Component keys in _get_usage_report must exactly match the keys in backend_components config. If config has "cpu" but you report "CPU", the usage will be silently ignored.

Testing guidance

What to test per mode

Mode Test focus
order_process create_resource, delete_resource, limit conversion
report _get_usage_report format, unit conversion math
membership_sync add_user, remove_user, pause/restore
All ping, error handling, edge cases

Mock patterns

Mock the client to avoid needing a real backend:

 1
 2
 3
 4
 5
 6
 7
 8
 9
10
11
12
13
from unittest.mock import MagicMock, patch
from waldur_site_agent.backend.structures import ClientResource, Association

def test_create_resource():
    backend = MyCustomBackend(
        backend_settings={"default_account": "root", "allocation_prefix": "test_"},
        backend_components={"cpu": {"unit_factor": 60000, "limit": 10}},
    )
    backend.client = MagicMock()
    backend.client.get_resource.return_value = None  # Resource doesn't exist yet
    backend.client.create_resource.return_value = "created"

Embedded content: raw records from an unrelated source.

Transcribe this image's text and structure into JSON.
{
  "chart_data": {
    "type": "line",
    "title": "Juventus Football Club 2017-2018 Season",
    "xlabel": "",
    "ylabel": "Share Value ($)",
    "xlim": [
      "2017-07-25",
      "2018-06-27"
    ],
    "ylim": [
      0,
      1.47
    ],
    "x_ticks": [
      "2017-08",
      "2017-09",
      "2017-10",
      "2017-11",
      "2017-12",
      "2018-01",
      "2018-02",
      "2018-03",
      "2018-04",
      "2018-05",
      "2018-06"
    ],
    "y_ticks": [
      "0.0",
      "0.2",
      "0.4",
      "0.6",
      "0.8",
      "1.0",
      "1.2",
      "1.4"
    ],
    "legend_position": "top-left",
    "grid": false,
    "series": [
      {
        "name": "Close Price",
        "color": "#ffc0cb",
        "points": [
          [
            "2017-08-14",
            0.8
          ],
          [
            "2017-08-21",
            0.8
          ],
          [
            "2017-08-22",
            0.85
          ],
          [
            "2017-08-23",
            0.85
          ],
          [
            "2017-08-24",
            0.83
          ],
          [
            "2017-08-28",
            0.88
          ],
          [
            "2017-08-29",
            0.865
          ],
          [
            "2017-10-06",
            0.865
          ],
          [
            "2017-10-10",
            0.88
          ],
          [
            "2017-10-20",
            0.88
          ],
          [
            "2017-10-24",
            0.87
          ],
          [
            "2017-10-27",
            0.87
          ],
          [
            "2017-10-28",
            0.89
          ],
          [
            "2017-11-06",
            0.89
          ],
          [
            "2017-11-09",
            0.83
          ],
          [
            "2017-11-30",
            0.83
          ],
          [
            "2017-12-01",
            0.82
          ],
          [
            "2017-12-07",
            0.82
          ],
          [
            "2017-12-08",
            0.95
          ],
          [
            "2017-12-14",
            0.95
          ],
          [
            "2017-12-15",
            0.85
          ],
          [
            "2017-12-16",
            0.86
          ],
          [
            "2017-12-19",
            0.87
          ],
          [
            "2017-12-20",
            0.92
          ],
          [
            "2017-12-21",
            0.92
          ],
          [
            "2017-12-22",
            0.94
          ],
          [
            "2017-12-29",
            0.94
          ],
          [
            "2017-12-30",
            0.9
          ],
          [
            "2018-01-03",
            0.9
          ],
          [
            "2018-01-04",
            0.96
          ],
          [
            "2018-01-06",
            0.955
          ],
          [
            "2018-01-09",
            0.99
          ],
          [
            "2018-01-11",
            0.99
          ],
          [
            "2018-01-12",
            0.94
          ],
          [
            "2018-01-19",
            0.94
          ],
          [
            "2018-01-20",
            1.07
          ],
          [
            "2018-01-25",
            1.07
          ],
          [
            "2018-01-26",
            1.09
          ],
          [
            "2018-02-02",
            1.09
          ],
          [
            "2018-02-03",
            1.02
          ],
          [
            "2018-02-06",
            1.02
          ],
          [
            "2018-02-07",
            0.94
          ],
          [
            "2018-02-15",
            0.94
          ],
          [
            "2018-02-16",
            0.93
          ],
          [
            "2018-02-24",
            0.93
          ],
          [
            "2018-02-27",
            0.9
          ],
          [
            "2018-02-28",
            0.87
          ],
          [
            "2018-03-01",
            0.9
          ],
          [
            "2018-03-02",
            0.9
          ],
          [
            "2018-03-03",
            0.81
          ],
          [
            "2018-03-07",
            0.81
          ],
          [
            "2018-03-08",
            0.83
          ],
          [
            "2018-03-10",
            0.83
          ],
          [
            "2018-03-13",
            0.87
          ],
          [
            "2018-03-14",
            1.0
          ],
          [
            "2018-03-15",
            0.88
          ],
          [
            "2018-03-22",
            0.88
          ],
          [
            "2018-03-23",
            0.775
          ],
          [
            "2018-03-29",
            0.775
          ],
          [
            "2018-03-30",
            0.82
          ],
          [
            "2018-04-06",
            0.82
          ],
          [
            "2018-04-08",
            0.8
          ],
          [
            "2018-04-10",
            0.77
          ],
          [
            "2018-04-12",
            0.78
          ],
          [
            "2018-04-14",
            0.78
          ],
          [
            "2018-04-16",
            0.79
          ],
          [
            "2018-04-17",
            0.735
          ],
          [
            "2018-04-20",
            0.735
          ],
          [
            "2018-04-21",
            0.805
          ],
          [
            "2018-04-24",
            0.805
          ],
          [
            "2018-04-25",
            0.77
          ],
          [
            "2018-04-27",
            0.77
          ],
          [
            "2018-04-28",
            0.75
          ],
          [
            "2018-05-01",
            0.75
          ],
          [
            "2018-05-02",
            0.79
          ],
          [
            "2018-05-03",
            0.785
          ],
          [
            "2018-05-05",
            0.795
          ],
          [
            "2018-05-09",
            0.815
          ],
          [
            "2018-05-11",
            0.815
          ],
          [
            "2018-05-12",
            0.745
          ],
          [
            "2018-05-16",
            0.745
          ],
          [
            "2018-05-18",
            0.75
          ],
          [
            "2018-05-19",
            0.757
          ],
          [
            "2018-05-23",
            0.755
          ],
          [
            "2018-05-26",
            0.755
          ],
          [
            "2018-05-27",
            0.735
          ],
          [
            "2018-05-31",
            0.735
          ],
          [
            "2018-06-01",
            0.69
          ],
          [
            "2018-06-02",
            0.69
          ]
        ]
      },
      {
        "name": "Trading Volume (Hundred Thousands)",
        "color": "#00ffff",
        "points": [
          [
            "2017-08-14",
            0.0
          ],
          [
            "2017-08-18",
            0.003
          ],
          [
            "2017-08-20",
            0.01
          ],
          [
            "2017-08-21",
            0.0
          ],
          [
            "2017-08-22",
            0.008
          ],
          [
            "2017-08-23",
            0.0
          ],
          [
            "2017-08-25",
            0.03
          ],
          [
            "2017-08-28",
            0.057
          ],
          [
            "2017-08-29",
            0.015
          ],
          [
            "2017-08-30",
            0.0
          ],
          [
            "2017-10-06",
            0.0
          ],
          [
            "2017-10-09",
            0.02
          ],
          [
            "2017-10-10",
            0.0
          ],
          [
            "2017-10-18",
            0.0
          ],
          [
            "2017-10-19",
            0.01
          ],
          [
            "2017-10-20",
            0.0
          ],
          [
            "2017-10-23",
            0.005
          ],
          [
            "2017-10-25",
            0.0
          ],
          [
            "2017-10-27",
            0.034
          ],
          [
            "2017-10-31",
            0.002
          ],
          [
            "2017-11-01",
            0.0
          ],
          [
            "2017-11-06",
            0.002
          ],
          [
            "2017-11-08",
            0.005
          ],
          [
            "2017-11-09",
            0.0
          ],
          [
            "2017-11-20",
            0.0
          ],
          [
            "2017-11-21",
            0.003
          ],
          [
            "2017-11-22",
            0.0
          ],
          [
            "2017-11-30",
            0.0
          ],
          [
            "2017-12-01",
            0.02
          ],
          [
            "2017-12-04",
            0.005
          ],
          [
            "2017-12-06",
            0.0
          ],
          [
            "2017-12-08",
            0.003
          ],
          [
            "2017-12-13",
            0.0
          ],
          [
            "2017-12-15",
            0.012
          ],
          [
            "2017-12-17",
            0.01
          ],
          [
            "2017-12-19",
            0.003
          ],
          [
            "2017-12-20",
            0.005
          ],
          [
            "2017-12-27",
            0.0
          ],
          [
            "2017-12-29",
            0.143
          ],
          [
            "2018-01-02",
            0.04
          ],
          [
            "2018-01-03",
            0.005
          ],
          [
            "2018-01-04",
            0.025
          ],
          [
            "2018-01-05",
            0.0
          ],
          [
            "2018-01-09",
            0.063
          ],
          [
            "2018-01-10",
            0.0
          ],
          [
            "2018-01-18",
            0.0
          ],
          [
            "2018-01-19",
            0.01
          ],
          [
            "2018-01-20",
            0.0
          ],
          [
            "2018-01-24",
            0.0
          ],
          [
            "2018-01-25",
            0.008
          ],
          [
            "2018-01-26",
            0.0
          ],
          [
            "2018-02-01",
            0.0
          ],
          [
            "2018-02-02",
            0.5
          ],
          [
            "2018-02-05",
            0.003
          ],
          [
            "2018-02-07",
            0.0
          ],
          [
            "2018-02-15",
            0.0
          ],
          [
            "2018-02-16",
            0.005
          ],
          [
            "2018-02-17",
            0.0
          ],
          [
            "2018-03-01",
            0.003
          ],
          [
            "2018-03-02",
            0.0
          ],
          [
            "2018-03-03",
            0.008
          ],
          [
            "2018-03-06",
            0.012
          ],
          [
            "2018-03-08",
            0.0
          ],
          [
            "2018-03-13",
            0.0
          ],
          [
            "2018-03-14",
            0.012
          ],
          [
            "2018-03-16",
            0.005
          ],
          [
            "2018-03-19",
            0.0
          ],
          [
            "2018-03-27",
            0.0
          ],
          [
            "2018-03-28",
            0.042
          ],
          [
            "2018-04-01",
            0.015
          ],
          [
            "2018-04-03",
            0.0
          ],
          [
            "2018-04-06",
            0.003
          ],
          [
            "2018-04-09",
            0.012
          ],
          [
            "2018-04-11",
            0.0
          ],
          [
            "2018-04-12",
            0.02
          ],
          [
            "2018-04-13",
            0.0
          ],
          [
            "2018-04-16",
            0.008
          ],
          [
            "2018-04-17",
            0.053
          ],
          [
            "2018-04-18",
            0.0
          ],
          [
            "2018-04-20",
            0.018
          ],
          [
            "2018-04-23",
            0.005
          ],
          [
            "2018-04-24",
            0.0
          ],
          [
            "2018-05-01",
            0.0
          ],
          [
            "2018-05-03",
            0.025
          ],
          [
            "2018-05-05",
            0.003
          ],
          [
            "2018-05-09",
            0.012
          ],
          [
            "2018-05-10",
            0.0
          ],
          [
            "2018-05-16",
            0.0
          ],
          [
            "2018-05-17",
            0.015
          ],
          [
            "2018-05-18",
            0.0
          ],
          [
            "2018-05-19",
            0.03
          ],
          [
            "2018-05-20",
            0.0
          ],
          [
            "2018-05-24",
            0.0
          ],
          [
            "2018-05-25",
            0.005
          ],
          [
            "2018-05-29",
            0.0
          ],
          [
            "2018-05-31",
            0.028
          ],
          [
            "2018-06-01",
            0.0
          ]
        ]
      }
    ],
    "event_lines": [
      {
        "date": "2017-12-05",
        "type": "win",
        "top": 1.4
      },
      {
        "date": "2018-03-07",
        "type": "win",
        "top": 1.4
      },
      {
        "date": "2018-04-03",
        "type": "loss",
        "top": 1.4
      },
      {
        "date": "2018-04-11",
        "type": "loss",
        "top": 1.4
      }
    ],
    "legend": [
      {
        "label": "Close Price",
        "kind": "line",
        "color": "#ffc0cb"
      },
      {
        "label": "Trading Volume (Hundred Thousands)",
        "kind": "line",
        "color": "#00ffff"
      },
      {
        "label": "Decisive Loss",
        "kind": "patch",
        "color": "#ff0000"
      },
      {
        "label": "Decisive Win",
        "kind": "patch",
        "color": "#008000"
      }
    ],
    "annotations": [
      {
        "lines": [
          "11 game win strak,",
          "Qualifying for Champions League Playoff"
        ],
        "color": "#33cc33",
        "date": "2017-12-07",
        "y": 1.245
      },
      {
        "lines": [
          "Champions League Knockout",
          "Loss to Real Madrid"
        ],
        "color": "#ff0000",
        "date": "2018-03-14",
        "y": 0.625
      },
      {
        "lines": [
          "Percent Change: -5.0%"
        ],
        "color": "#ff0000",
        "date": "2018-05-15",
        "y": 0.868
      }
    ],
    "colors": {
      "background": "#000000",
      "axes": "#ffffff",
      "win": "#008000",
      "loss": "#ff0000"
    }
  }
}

    # ... test resource creation

Fixtures

 1
 2
 3
 4
 5
 6
 7
 8
 9
10
11
12
13
14
15
16
17
18
19
20
21
22
23
24
25
26
27
28
import pytest

@pytest.fixture
def backend_settings():
    return {
        "default_account": "root",
        "customer_prefix": "c_",
        "project_prefix": "p_",
        "allocation_prefix": "a_",
    }

@pytest.fixture
def backend_components():
    return {
        "cpu": {
            "limit": 10,
            "measured_unit": "k-Hours",
            "unit_factor": 60000,
            "accounting_type": "usage",
            "label": "CPU",
        },
    }

@pytest.fixture
def backend(backend_settings, backend_components):
    b = MyCustomBackend(backend_settings, backend_components)
    b.client = MagicMock()
    return b

Key assertions

1
2
3
4
5
6
7
8
9
# Usage report format
report = backend._get_usage_report(["alloc_1"])
assert "TOTAL_ACCOUNT_USAGE" in report["alloc_1"]
assert all(k in report["alloc_1"]["TOTAL_ACCOUNT_USAGE"]
           for k in backend.backend_components)

# Limit conversion
backend_limits, waldur_limits = backend._collect_resource_limits(mock_resource)
assert backend_limits["cpu"] == waldur_limits["cpu"] * 60000

LLM implementation checklist

When implementing a new backend plugin with an LLM, follow these steps in order:

  1. Read existing plugins: Study plugins/slurm/ and plugins/mup/ for patterns.
  2. Copy the template: Start from docs/plugin-template/ and rename.
  3. Implement __init__: Call super().__init__(), set backend_type, create client.
  4. Implement BaseClient methods: Start with get_resource, create_resource, delete_resource, list_resources.
  5. Implement BaseBackend abstract methods: Start with ping, then _pre_create_resource, then _collect_resource_limits, then _get_usage_report.
  6. Handle unit conversion: Verify unit_factor math in both directions.
  7. Write tests: Mock the client, test each abstract method.
  8. Register entry points: Add to pyproject.toml.
  9. Test integration: Install with uv sync --all-packages and run waldur_site_diagnostics.
  10. Verify: Run uv run pytest and pre-commit run --all-files.

Files to study

  • waldur_site_agent/backend/backends.py - Base classes with all abstract methods
  • waldur_site_agent/backend/clients.py - Base client class
  • waldur_site_agent/backend/structures.py - Data structures (ClientResource, Association, BackendResourceInfo)
  • plugins/slurm/waldur_site_agent_slurm/backend.py - Reference implementation (CLI-based)
  • plugins/mup/waldur_site_agent_mup/backend.py - Reference implementation (API-based)

Common mistakes to avoid

  • Do not forget super().__init__(backend_settings, backend_components).
  • Do not return raw dicts from list_resources; return ClientResource objects.
  • Do not raise exceptions from get_resource when resource is absent; return None.
  • Do not forget the "TOTAL_ACCOUNT_USAGE" key in usage reports.
  • Do not confuse Waldur units with backend units in _collect_resource_limits.
  • Do not hardcode component keys; read them from self.backend_components.